UTICA, N.Y. (WUTR/WFXV/WPNY) – Today the Climate Action Council approved its scoping plan that would tackle the growing climate catastrophe by offering its blueprint for how the state can move to a “green” economy.
The plan contains many good proposals and some not-so-good ideas but falls short in one key area: holding the oil companies – not New Yorkers – financially responsible for the gigantic costs facing the state.
The plan is ambitious and contains a wide range of policy options for Governor Hochul and the State Legislature to consider. It is important to ensure that the financial burden doesn’t fall on lower-income residents as they transform from a fossil to zero-emission households.

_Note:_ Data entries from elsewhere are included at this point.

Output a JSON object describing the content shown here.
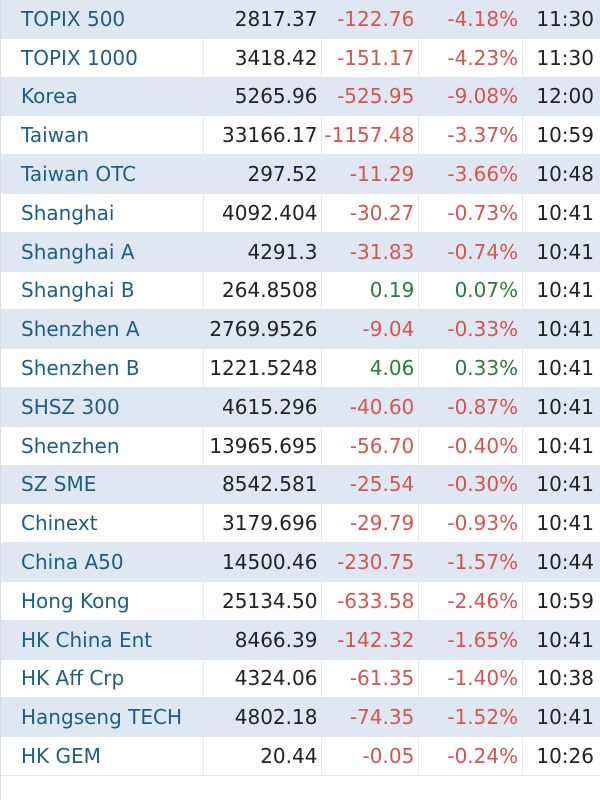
{
  "colors": {
    "name_text": "#1e5e86",
    "negative": "#d9534f",
    "positive": "#2f7a3f",
    "row_shade": "#dfe8f2"
  },
  "rows": [
    {
      "name": "TOPIX 500",
      "last": "2817.37",
      "change": "-122.76",
      "pct": "-4.18%",
      "time": "11:30",
      "dir": "neg"
    },
    {
      "name": "TOPIX 1000",
      "last": "3418.42",
      "change": "-151.17",
      "pct": "-4.23%",
      "time": "11:30",
      "dir": "neg"
    },
    {
      "name": "Korea",
      "last": "5265.96",
      "change": "-525.95",
      "pct": "-9.08%",
      "time": "12:00",
      "dir": "neg"
    },
    {
      "name": "Taiwan",
      "last": "33166.17",
      "change": "-1157.48",
      "pct": "-3.37%",
      "time": "10:59",
      "dir": "neg"
    },
    {
      "name": "Taiwan OTC",
      "last": "297.52",
      "change": "-11.29",
      "pct": "-3.66%",
      "time": "10:48",
      "dir": "neg"
    },
    {
      "name": "Shanghai",
      "last": "4092.404",
      "change": "-30.27",
      "pct": "-0.73%",
      "time": "10:41",
      "dir": "neg"
    },
    {
      "name": "Shanghai A",
      "last": "4291.3",
      "change": "-31.83",
      "pct": "-0.74%",
      "time": "10:41",
      "dir": "neg"
    },
    {
      "name": "Shanghai B",
      "last": "264.8508",
      "change": "0.19",
      "pct": "0.07%",
      "time": "10:41",
      "dir": "pos"
    },
    {
      "name": "Shenzhen A",
      "last": "2769.9526",
      "change": "-9.04",
      "pct": "-0.33%",
      "time": "10:41",
      "dir": "neg"
    },
    {
      "name": "Shenzhen B",
      "last": "1221.5248",
      "change": "4.06",
      "pct": "0.33%",
      "time": "10:41",
      "dir": "pos"
    },
    {
      "name": "SHSZ 300",
      "last": "4615.296",
      "change": "-40.60",
      "pct": "-0.87%",
      "time": "10:41",
      "dir": "neg"
    },
    {
      "name": "Shenzhen",
      "last": "13965.695",
      "change": "-56.70",
      "pct": "-0.40%",
      "time": "10:41",
      "dir": "neg"
    },
    {
      "name": "SZ SME",
      "last": "8542.581",
      "change": "-25.54",
      "pct": "-0.30%",
      "time": "10:41",
      "dir": "neg"
    },
    {
      "name": "Chinext",
      "last": "3179.696",
      "change": "-29.79",
      "pct": "-0.93%",
      "time": "10:41",
      "dir": "neg"
    },
    {
      "name": "China A50",
      "last": "14500.46",
      "change": "-230.75",
      "pct": "-1.57%",
      "time": "10:44",
      "dir": "neg"
    },
    {
      "name": "Hong Kong",
      "last": "25134.50",
      "change": "-633.58",
      "pct": "-2.46%",
      "time": "10:59",
      "dir": "neg"
    },
    {
      "name": "HK China Ent",
      "last": "8466.39",
      "change": "-142.32",
      "pct": "-1.65%",
      "time": "10:41",
      "dir": "neg"
    },
    {
      "name": "HK Aff Crp",
      "last": "4324.06",
      "change": "-61.35",
      "pct": "-1.40%",
      "time": "10:38",
      "dir": "neg"
    },
    {
      "name": "Hangseng TECH",
      "last": "4802.18",
      "change": "-74.35",
      "pct": "-1.52%",
      "time": "10:41",
      "dir": "neg"
    },
    {
      "name": "HK GEM",
      "last": "20.44",
      "change": "-0.05",
      "pct": "-0.24%",
      "time": "10:26",
      "dir": "neg"
    }
  ]
}
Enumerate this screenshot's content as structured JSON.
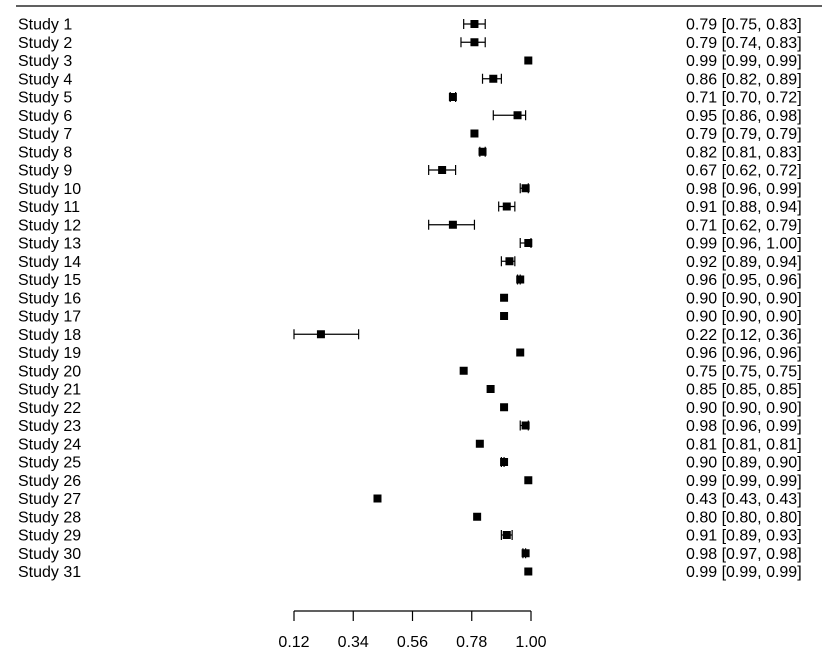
{
  "chart_data": {
    "type": "forest",
    "title": "",
    "xlabel": "",
    "ylabel": "",
    "xlim": [
      0.12,
      1.0
    ],
    "xticks": [
      {
        "value": 0.12,
        "label": "0.12"
      },
      {
        "value": 0.34,
        "label": "0.34"
      },
      {
        "value": 0.56,
        "label": "0.56"
      },
      {
        "value": 0.78,
        "label": "0.78"
      },
      {
        "value": 1.0,
        "label": "1.00"
      }
    ],
    "studies": [
      {
        "label": "Study 1",
        "est": 0.79,
        "lo": 0.75,
        "hi": 0.83,
        "ci_text": "0.79 [0.75, 0.83]"
      },
      {
        "label": "Study 2",
        "est": 0.79,
        "lo": 0.74,
        "hi": 0.83,
        "ci_text": "0.79 [0.74, 0.83]"
      },
      {
        "label": "Study 3",
        "est": 0.99,
        "lo": 0.99,
        "hi": 0.99,
        "ci_text": "0.99 [0.99, 0.99]"
      },
      {
        "label": "Study 4",
        "est": 0.86,
        "lo": 0.82,
        "hi": 0.89,
        "ci_text": "0.86 [0.82, 0.89]"
      },
      {
        "label": "Study 5",
        "est": 0.71,
        "lo": 0.7,
        "hi": 0.72,
        "ci_text": "0.71 [0.70, 0.72]"
      },
      {
        "label": "Study 6",
        "est": 0.95,
        "lo": 0.86,
        "hi": 0.98,
        "ci_text": "0.95 [0.86, 0.98]"
      },
      {
        "label": "Study 7",
        "est": 0.79,
        "lo": 0.79,
        "hi": 0.79,
        "ci_text": "0.79 [0.79, 0.79]"
      },
      {
        "label": "Study 8",
        "est": 0.82,
        "lo": 0.81,
        "hi": 0.83,
        "ci_text": "0.82 [0.81, 0.83]"
      },
      {
        "label": "Study 9",
        "est": 0.67,
        "lo": 0.62,
        "hi": 0.72,
        "ci_text": "0.67 [0.62, 0.72]"
      },
      {
        "label": "Study 10",
        "est": 0.98,
        "lo": 0.96,
        "hi": 0.99,
        "ci_text": "0.98 [0.96, 0.99]"
      },
      {
        "label": "Study 11",
        "est": 0.91,
        "lo": 0.88,
        "hi": 0.94,
        "ci_text": "0.91 [0.88, 0.94]"
      },
      {
        "label": "Study 12",
        "est": 0.71,
        "lo": 0.62,
        "hi": 0.79,
        "ci_text": "0.71 [0.62, 0.79]"
      },
      {
        "label": "Study 13",
        "est": 0.99,
        "lo": 0.96,
        "hi": 1.0,
        "ci_text": "0.99 [0.96, 1.00]"
      },
      {
        "label": "Study 14",
        "est": 0.92,
        "lo": 0.89,
        "hi": 0.94,
        "ci_text": "0.92 [0.89, 0.94]"
      },
      {
        "label": "Study 15",
        "est": 0.96,
        "lo": 0.95,
        "hi": 0.96,
        "ci_text": "0.96 [0.95, 0.96]"
      },
      {
        "label": "Study 16",
        "est": 0.9,
        "lo": 0.9,
        "hi": 0.9,
        "ci_text": "0.90 [0.90, 0.90]"
      },
      {
        "label": "Study 17",
        "est": 0.9,
        "lo": 0.9,
        "hi": 0.9,
        "ci_text": "0.90 [0.90, 0.90]"
      },
      {
        "label": "Study 18",
        "est": 0.22,
        "lo": 0.12,
        "hi": 0.36,
        "ci_text": "0.22 [0.12, 0.36]"
      },
      {
        "label": "Study 19",
        "est": 0.96,
        "lo": 0.96,
        "hi": 0.96,
        "ci_text": "0.96 [0.96, 0.96]"
      },
      {
        "label": "Study 20",
        "est": 0.75,
        "lo": 0.75,
        "hi": 0.75,
        "ci_text": "0.75 [0.75, 0.75]"
      },
      {
        "label": "Study 21",
        "est": 0.85,
        "lo": 0.85,
        "hi": 0.85,
        "ci_text": "0.85 [0.85, 0.85]"
      },
      {
        "label": "Study 22",
        "est": 0.9,
        "lo": 0.9,
        "hi": 0.9,
        "ci_text": "0.90 [0.90, 0.90]"
      },
      {
        "label": "Study 23",
        "est": 0.98,
        "lo": 0.96,
        "hi": 0.99,
        "ci_text": "0.98 [0.96, 0.99]"
      },
      {
        "label": "Study 24",
        "est": 0.81,
        "lo": 0.81,
        "hi": 0.81,
        "ci_text": "0.81 [0.81, 0.81]"
      },
      {
        "label": "Study 25",
        "est": 0.9,
        "lo": 0.89,
        "hi": 0.9,
        "ci_text": "0.90 [0.89, 0.90]"
      },
      {
        "label": "Study 26",
        "est": 0.99,
        "lo": 0.99,
        "hi": 0.99,
        "ci_text": "0.99 [0.99, 0.99]"
      },
      {
        "label": "Study 27",
        "est": 0.43,
        "lo": 0.43,
        "hi": 0.43,
        "ci_text": "0.43 [0.43, 0.43]"
      },
      {
        "label": "Study 28",
        "est": 0.8,
        "lo": 0.8,
        "hi": 0.8,
        "ci_text": "0.80 [0.80, 0.80]"
      },
      {
        "label": "Study 29",
        "est": 0.91,
        "lo": 0.89,
        "hi": 0.93,
        "ci_text": "0.91 [0.89, 0.93]"
      },
      {
        "label": "Study 30",
        "est": 0.98,
        "lo": 0.97,
        "hi": 0.98,
        "ci_text": "0.98 [0.97, 0.98]"
      },
      {
        "label": "Study 31",
        "est": 0.99,
        "lo": 0.99,
        "hi": 0.99,
        "ci_text": "0.99 [0.99, 0.99]"
      }
    ],
    "colors": {
      "marks": "#000000",
      "background": "#ffffff"
    }
  }
}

“All of these stuffs cost money, and the climate action council does talk about revenue sources, they talk about their proposal for example called cap and invest. They talked about add to insurance premium to help generate revenues. But to our opinion, the place to go is really the oil companies because they have been making enormous profits in the past year and a half, so they have the money and they are responsible. So I think that’s where the money should come from, to fund programs to deal with the enormous cost of reengineering of our infrastructure, to deal with the problem of climate change, and to help fund programs that will offset the impact that had on a low income, frontline communities, as well as how labor workers who will lose jobs, in fact, or have their job changed as a result of a green economy,” said executive director of New York Public Interest Research Group Fund, Blair Horner.
For residents who are worried that their traditional-powered facilities will be left obsolete in 2025, the good news is this is an ongoing process that focuses more on building new buildings that have zero-emission.
“The Climate Action Council doesn’t say starting next month or 6 months from now or a year from now, maybe shift existing homes from fossil fuels to electricity. There is a much more gradual phase in, and the first step in the phase in, is to make sure that new construction, new homes and new buildings will be powered by electricity,” said Horner.
The clock is ticking, anyone who is still trying to argue that it is too ambitious a plan is ignoring the science.
“Scientists and climate experts in the world are telling us that stop digging up new fossil fuels. They keep telling us not to expand the use of fossil fuels and to move to a reliance on green power. No one is arguing other than that. And people are dragging their feet is because they are afraid that the public would be unhappy that the transition from a brown essentially to a green economy. That’s reasonable. But we don’t have the time to waste. We are already facing climate catastrophe,” he said.